Chapter II discusses Helminthosporium victoriae virus 190S (HvV190S), a virus that infects the filamentous fungus Helminthosporium victoriae. Structures of the virion, and two virus like particles of Hv190S were all determined at ~7-8Å resolution. The capsid was found to have a relatively thin and featureless structure. The asymmetric unit of the capsid is a dimmer comprised of two, chemically identical subunits organized in a so called "T=2" lattice. The individual capsid protein was found to have a fold that is unique compared to the fold of the well characterized, Saccharomyces cerevisiae virus -L-A, and other members of the family Totiviridae. The cryo-reconstruction of HvV190S, represents the first ever structure determination for a virion that belongs to this genus Victorivirus.
In Chapter III, the structures of the virion and empty capsids of Alternaria alternata virus-1 (AaV-1) are reported. Currently, AaV-1 is an unclassified virus and a 3D reconstruction of the capsid will aid in establishing its proper classification. Cryo-reconstructions were computed from images of full and empty particles at 14Å and 25Å, respectively. The capsid has large protrusions at the 5-fold axes of symmetry and displays other features that are similar to the mycovirus, Penicillium chrysogenum virus.

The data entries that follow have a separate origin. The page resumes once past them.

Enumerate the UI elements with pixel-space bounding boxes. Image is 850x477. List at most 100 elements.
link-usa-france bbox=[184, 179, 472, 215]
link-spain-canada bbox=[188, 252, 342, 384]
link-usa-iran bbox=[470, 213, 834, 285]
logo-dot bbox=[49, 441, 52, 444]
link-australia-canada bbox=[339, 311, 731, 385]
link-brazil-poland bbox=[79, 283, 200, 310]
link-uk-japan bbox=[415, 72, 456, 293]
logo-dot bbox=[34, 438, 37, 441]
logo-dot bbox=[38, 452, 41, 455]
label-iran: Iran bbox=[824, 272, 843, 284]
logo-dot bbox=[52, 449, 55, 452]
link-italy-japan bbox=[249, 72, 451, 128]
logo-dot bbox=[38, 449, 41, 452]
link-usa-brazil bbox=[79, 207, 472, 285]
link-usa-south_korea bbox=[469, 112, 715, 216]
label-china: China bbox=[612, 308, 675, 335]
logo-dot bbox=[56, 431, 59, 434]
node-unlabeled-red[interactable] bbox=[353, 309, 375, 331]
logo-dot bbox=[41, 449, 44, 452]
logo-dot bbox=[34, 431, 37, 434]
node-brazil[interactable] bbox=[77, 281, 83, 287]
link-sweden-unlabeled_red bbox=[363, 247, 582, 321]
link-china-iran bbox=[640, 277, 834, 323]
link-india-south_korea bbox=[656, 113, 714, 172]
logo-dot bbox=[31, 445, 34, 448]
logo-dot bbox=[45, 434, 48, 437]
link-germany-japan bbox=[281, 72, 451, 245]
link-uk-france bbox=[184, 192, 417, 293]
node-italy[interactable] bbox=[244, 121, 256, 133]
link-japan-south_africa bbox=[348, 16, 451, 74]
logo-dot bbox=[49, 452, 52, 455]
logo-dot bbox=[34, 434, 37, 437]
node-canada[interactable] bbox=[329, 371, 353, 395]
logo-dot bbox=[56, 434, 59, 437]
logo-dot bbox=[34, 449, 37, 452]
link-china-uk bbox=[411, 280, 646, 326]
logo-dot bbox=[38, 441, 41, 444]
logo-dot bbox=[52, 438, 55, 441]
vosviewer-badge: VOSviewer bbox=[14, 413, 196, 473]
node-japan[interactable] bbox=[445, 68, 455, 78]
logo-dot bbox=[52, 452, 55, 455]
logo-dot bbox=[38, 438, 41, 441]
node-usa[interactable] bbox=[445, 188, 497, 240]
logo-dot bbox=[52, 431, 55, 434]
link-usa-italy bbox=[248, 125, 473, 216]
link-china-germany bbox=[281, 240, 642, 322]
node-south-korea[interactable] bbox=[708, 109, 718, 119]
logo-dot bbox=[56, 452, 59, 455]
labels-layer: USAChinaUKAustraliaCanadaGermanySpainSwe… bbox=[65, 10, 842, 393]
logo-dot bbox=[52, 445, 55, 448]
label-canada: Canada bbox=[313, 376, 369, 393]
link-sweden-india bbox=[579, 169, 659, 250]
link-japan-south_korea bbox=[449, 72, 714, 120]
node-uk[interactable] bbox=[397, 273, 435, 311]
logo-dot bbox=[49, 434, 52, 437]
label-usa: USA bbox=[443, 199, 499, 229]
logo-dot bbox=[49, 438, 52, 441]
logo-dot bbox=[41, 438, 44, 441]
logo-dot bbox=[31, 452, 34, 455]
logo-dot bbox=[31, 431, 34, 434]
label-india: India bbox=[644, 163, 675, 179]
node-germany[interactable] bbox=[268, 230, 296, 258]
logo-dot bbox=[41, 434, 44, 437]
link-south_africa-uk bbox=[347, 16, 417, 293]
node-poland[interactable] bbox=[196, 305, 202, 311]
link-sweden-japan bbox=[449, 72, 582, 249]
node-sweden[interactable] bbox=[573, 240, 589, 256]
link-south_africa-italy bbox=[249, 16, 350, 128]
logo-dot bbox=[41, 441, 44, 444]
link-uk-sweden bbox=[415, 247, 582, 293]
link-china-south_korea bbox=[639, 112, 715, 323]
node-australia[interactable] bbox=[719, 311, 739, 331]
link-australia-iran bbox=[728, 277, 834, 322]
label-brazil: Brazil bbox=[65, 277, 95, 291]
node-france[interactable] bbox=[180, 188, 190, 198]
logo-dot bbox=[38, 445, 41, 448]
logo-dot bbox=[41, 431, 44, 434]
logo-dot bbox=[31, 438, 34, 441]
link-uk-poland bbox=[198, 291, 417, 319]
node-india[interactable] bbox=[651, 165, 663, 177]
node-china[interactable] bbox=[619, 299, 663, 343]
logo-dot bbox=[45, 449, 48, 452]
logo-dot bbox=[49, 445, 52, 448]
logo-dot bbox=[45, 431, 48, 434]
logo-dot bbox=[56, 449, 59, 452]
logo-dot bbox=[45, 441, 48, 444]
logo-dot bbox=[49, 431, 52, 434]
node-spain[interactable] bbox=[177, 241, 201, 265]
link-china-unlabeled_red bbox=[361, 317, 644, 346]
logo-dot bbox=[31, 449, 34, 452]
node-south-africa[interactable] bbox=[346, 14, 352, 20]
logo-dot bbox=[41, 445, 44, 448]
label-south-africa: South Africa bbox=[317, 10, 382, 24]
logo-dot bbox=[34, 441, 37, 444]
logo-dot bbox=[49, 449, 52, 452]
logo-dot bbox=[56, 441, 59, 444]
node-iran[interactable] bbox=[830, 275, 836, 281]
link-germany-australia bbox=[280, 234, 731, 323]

Chapter IV presents a study where difference mapping was used to identify flexibility changes as a result of single amino acid residue substitutions to the coat protein of bacteriophage P22. The residue F170 is located within a flexible region of the coat protein, termed the "beta-hinge," which has been shown to play a critical role in proper monomer assembly. Procapsid reconstructions of three coat protein variants of the F170 residue, F170L, F170K, and F170A were generated at 13.5Å, 10.4Å, and 10.3Å resolution, respectively.